The HTTP Archive format (HAR for short – that was my contribution ;-) is in JSON format. You can see it in action in HttpWatch 6.2, released today. HAR has been available in Firebug for a month or so. You need Firebug 1.5 alpha v26 or later and Honza’s NetExport add-on (v0.7b5 or later).

Here’s what the end-to-end workflow looks like. After installing NetExport, the “Export” button is added to Firebug Net Panel. Selecting this, I can save the HTTP information for my Google flowers search to a file called “google-flowers.har”.

After saving the file, it’s automatically displayed in Honza’s HTTP Archive Viewer web page:

I can then open the file in HttpWatch:

I’m incredibly excited to see this milestone reached, thanks to the work of Honza and Simon. I encourage other vendors and projects to add support for HAR files. The benefits aren’t limited to performance analysis. Having a format for sharing HTTP data across tools and browsers is powerful for debugging and testing, as well. One more block added to the web performance foundation. Thank you HttpWatch and Firebug!

13 Responses to HTTP Archive Specification: Firebug and HttpWatch

  1. Hi Steve,
    This is great news !
    But whenever I click on the export tab it complains saying ‘nothing to export’. I am trying to figure it out but any clue from your side will be highly appreciated.

    regards,
    rohit

  2. Hi Steve,
    I could figure out the problem – all the firebug panels were not enabled !

  3. Very, very nice. Thanks for connecting those developers :)

    It’s very unfortunate though, that it’s 1) an expensive app (and that it’s not open source, but I wouldn’t mind that all that much) and 2) Windows-only. Or so it seems.

  4. @Rohit: Yes, I should have mentioned Net Panel must be enabled.

    @Wim: That’s the beautiful thing about HAR. I love HttpWatch and do so much performance analysis it’s worth the cost. But if you prefer another tool, we can still share our files (eventually). I review a bunch of packet sniffers in the appendix of Even Faster Web Sites: AOL Pagetest, WebPagetest, VRTA, Fiddler, Charles, Wireshark, and IBM Page Detailer.
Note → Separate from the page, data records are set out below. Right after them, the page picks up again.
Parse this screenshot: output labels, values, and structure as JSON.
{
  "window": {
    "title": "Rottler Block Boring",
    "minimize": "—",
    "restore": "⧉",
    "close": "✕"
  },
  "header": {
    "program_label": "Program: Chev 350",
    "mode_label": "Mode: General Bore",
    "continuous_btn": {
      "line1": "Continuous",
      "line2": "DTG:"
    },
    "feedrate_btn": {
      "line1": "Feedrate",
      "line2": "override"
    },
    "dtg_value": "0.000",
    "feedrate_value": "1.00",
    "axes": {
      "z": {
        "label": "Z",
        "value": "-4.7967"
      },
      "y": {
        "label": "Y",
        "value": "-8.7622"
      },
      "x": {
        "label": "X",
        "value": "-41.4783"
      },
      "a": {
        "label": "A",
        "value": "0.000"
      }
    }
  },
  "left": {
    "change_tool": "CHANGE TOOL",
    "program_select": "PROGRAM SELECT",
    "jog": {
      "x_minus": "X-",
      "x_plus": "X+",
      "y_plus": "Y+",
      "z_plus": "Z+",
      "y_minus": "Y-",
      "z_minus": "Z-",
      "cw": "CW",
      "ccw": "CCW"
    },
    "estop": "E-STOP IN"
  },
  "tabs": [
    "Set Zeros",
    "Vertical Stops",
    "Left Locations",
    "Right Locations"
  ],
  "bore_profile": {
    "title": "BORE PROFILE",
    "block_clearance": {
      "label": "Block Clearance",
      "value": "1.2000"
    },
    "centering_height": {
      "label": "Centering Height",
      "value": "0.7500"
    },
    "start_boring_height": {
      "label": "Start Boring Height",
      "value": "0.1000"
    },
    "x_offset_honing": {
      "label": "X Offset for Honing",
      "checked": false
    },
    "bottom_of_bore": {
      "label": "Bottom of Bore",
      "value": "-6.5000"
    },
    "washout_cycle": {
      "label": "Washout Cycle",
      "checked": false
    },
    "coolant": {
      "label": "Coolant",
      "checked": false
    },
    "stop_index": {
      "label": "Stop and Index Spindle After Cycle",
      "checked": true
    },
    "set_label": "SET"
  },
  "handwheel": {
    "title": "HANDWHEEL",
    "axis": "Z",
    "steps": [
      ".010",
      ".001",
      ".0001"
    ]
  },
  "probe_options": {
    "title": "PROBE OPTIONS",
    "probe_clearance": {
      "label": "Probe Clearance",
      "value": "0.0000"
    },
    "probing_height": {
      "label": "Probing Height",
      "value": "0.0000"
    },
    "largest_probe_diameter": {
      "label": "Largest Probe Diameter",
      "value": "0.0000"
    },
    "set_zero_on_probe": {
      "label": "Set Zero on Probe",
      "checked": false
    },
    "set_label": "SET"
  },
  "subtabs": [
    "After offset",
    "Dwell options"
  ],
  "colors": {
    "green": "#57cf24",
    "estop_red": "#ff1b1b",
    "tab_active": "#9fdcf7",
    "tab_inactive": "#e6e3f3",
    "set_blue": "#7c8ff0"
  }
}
The key is – how many of these will adopt HAR? Honza pointed out that DebugBar has already added HAR support.

  5. Never heard of HttpWatch until now. Thanks for the info and resources; as a web programmer and avid firebug user I will definitely have to give this a try.
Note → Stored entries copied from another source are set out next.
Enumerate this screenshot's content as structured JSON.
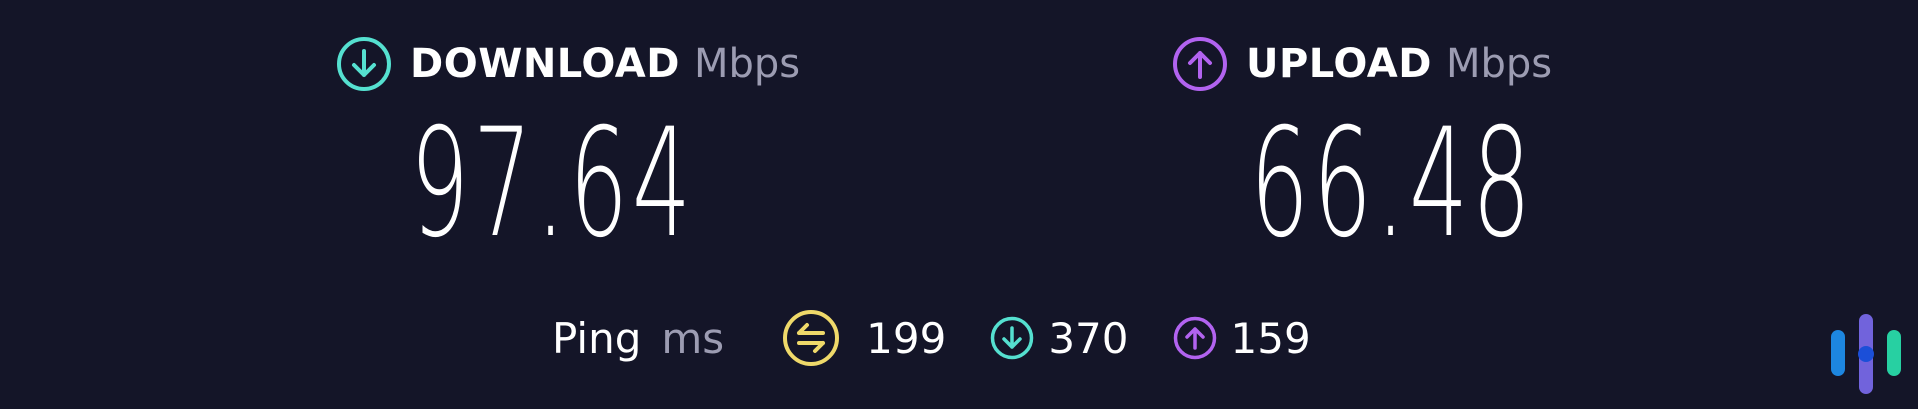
{
  "download": {
    "label": "DOWNLOAD",
    "unit": "Mbps",
    "value": "97.64",
    "icon": "arrow-down-circle-icon",
    "color": "#55e0d0"
  },
  "upload": {
    "label": "UPLOAD",
    "unit": "Mbps",
    "value": "66.48",
    "icon": "arrow-up-circle-icon",
    "color": "#b263f0"
  },
  "ping": {
    "label": "Ping",
    "unit": "ms",
    "idle": {
      "value": "199",
      "icon": "ping-idle-icon",
      "color": "#efd96a"
    },
    "download": {
      "value": "370",
      "icon": "arrow-down-circle-icon",
      "color": "#55e0d0"
    },
    "upload": {
      "value": "159",
      "icon": "arrow-up-circle-icon",
      "color": "#b263f0"
    }
  },
  "colors": {
    "background": "#141528",
    "text": "#ffffff",
    "muted": "#9c9cb2"
  },
  "brand": {
    "icon": "brand-logo-icon"
  }
}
  6. Not everybody wants to purchase an app just to read HTTP logs. There should be a way to load .har files into Firebug. Opening the file in a text editor and pasting its content into the web-based viewer is a bit convoluted, and it renders the data just like Firebug, so why not use the Firebug pane?

  7. The Internet Archive does capture HTTP headers. They use the WARC file format.

  8. will httpwatch ever be released as a mac app?

  9. I’ll commit that AOL Pagetest will support HAR files in both the desktop and online versions (online first) and for both export and import (and potentially remotely through JSON URLs). I have most of the work done for exporting the files (just have to add the headers) and it will work with any test, including those run over a year ago.

  10. @Patrick: Great news! Thanks for your support.

  11. Steve, thanks for mentioning Show Slow – I hope it is useful for the community.

    As for HAR, it’d be great if this kind of data can be posted to beacons by different monitoring tools so servers can store and report on this data.

  12. This is great news, however I found a bug(?) that makes it impossible for me to open firebug exported har in HTTPWatch. Some of the cookies use the “version” attribute, in FireBug they are exported correctly but when trying to open it with HTTPWatch is says there is a problem. According to cookies spec this is a valid attribute… the har “spec” I found did not cover this attribute.
    Is there a central group where this kind of mismatches can be reported?

  13. @Yoni: Send a message to the Firebug Working Group or submit a bug for HAR issues.